I agree, and was too flippant in my blanket dismissal of these artifacts. In fact, I think they can be more than just insurance. In well run companies, the exercise of producing them also serves as a way to de-risk the production of new products and features in the first place. But I think my main point still stands: in too many companies, these artifacts have progressed from being a by-product of productivity to a symbol of it, and often have even become the product itself.
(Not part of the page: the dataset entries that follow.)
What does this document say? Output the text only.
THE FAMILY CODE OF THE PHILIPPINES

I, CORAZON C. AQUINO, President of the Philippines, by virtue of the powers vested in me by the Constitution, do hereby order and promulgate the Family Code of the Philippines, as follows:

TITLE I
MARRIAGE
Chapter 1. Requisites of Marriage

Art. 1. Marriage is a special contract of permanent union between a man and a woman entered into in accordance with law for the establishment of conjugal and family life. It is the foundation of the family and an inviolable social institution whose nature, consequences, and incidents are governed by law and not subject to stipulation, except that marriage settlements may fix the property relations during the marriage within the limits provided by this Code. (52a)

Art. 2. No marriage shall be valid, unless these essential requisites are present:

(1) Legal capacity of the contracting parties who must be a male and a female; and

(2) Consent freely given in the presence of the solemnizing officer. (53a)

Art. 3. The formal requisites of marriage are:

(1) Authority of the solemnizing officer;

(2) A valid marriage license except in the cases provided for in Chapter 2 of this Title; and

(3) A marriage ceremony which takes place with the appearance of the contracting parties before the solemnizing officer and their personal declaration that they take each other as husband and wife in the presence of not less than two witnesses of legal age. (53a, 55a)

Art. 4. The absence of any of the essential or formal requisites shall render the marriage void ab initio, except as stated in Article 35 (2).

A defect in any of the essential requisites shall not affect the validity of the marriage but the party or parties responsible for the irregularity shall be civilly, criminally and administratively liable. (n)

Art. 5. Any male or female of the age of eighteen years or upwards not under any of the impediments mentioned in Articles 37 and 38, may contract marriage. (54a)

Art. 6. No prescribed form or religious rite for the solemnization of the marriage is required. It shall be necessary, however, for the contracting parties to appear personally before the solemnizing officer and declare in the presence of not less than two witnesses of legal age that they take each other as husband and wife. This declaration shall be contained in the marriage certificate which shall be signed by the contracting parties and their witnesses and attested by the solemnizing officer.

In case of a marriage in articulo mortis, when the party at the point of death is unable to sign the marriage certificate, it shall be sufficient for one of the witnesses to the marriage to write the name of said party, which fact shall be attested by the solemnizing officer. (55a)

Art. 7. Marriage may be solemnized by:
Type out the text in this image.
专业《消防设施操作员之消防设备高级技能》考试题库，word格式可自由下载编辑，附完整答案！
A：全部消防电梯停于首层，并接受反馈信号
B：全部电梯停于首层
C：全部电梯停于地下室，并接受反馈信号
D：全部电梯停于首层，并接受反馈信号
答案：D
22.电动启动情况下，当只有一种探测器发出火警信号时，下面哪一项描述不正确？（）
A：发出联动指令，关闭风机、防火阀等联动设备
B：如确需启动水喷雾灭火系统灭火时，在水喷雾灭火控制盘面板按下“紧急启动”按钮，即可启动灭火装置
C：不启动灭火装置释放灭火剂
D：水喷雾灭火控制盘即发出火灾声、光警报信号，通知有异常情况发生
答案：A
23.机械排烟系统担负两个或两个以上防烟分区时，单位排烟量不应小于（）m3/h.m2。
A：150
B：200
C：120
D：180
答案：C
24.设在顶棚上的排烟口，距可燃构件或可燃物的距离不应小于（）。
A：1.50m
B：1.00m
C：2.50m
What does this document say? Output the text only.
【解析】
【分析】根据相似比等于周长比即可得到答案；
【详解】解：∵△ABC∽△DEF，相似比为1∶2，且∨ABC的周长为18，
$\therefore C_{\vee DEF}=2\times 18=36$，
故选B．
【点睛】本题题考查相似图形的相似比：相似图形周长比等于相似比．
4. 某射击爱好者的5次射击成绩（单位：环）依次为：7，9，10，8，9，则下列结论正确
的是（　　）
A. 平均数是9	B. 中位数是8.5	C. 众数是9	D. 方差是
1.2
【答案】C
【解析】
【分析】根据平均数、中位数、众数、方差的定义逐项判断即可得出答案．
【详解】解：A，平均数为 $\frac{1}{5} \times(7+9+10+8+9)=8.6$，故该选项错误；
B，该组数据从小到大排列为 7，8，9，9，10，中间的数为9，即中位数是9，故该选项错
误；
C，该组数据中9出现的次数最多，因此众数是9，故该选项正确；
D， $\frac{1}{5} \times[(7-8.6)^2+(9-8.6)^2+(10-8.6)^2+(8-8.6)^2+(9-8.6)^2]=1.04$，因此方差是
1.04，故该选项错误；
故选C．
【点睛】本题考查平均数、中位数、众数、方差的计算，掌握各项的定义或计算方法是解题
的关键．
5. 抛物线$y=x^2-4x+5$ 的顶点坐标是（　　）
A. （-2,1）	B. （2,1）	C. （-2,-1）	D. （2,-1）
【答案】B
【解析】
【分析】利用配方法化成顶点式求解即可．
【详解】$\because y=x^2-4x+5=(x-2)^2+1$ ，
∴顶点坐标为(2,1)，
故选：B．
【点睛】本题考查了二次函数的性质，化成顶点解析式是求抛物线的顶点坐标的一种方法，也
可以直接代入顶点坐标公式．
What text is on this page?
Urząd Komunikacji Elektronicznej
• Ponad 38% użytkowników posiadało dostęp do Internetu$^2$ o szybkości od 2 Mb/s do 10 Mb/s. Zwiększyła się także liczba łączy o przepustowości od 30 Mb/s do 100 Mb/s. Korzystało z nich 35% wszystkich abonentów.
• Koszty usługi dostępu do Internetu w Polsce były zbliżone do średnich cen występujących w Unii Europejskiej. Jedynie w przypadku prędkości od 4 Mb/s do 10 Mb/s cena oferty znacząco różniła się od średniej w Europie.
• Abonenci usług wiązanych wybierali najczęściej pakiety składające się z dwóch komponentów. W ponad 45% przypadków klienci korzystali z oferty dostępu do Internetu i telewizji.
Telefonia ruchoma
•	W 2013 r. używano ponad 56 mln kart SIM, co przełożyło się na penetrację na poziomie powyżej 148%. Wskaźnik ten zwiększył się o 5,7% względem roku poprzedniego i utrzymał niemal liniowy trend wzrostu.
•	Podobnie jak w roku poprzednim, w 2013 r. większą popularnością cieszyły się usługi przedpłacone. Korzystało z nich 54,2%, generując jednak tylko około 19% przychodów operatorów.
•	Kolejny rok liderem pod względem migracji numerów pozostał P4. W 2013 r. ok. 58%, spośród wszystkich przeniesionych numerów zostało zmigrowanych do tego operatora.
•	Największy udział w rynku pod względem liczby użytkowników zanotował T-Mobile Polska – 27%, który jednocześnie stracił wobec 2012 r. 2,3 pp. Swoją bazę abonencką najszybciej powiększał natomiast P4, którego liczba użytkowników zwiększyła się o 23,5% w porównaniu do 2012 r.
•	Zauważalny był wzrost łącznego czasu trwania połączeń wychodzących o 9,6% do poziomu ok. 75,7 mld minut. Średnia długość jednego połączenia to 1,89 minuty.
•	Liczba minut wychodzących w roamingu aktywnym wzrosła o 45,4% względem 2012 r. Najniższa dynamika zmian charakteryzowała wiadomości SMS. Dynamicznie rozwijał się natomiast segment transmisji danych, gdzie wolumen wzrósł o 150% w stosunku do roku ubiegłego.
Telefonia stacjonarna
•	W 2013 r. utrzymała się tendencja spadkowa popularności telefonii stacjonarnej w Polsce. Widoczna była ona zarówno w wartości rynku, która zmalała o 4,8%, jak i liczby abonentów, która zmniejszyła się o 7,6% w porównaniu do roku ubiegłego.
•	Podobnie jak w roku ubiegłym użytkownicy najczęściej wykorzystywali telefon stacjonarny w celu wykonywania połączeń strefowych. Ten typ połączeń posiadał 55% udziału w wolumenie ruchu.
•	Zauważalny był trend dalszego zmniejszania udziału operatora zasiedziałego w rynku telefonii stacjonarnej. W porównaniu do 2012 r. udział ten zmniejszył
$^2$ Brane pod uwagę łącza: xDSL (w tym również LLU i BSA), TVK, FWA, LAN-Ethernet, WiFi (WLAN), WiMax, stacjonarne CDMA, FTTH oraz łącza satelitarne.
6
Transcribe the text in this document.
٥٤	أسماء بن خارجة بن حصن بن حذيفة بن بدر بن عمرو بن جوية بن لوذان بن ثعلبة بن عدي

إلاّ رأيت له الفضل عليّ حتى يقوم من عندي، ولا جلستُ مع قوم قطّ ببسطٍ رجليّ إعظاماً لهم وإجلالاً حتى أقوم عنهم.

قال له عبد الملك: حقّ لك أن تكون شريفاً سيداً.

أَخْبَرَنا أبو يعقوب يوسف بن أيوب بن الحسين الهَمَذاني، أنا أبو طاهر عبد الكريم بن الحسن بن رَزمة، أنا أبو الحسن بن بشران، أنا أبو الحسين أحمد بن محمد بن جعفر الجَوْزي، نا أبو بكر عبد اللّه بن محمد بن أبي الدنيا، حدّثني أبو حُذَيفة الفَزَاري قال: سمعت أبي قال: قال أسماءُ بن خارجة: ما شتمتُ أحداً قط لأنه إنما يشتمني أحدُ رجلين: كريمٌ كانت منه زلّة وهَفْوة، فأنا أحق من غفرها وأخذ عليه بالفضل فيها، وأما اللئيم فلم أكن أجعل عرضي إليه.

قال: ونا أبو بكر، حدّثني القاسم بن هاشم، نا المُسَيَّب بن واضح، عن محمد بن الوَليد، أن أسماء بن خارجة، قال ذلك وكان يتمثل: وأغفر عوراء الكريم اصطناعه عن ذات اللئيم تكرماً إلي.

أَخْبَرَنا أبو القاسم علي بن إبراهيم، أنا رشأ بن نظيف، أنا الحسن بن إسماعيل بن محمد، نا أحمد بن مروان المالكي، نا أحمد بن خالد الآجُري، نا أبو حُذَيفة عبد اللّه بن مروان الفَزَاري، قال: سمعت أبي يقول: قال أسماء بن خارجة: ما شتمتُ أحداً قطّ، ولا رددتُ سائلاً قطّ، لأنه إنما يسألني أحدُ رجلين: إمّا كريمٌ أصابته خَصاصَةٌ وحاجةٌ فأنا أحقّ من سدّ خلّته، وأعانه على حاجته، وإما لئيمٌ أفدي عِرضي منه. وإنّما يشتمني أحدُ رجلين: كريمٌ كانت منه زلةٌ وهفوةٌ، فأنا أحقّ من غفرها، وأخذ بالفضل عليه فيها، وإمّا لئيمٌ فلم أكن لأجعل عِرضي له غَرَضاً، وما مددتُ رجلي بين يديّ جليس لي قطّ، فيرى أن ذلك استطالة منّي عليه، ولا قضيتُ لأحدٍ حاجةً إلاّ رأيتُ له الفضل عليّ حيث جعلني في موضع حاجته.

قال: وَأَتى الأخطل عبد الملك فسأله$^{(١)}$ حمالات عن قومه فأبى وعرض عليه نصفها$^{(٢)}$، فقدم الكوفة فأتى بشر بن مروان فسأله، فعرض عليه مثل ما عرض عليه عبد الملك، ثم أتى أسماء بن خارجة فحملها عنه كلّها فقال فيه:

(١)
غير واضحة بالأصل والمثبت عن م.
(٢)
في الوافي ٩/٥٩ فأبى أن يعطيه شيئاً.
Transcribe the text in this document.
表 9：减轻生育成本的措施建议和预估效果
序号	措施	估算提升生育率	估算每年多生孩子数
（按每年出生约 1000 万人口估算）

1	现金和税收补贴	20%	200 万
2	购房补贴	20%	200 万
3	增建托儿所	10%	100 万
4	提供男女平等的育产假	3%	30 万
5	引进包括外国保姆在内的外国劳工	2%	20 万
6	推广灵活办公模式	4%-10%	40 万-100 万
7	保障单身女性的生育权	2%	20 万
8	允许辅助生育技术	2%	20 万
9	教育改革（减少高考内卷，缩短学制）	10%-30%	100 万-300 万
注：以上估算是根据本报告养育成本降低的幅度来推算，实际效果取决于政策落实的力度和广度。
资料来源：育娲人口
That's how you get posts like this one that's making the rounds from a product lead at Google's Gemini. It sounds reasonable on the surface. Many product organizations have already ditched the formal Product Requirements Document (PRD) in favor of more iterative, prototype-driven discovery processes precisely because PRDs have a tendency to become the output itself. But think about what “writing was a proxy for clear thinking” really means in this context. The main way to prompt an LLM to build a prototype is to, well, write prompts. And LLMs are so unpredictable that “prompt engineering” is a skill now, and PMs are finding that the most effective way to (sigh) “vibe prototype” is to…feed the LLM a really tightly written PRD.
At @Google, we are moving from a writing‑first culture to a building‑first one.
— Madhu Guru (@realmadhuguru) July 29, 2025
Writing was a proxy for clear thinking, optimized for scarce eng resources and long dev cycles - you had to get it right before you built.
Now, when time to vibe-code prototype ≈ time to write PRD,…
If Guru’s assertion is true, Google is not becoming a “build first” culture. They’re becoming a “write for bots” instead of “write for humans” culture. That’s fine. I’m actually all for using LLMs to prototype. It may be one of the only truly valuable things they do. But in confusing the work of figuring out what prototype to build for the output of a prototype, Guru is proving himself to be either producing very little actual value or, to my friend’s point above, exposing his division to a huge amount of risk by replacing product documentation written for humans with prompts.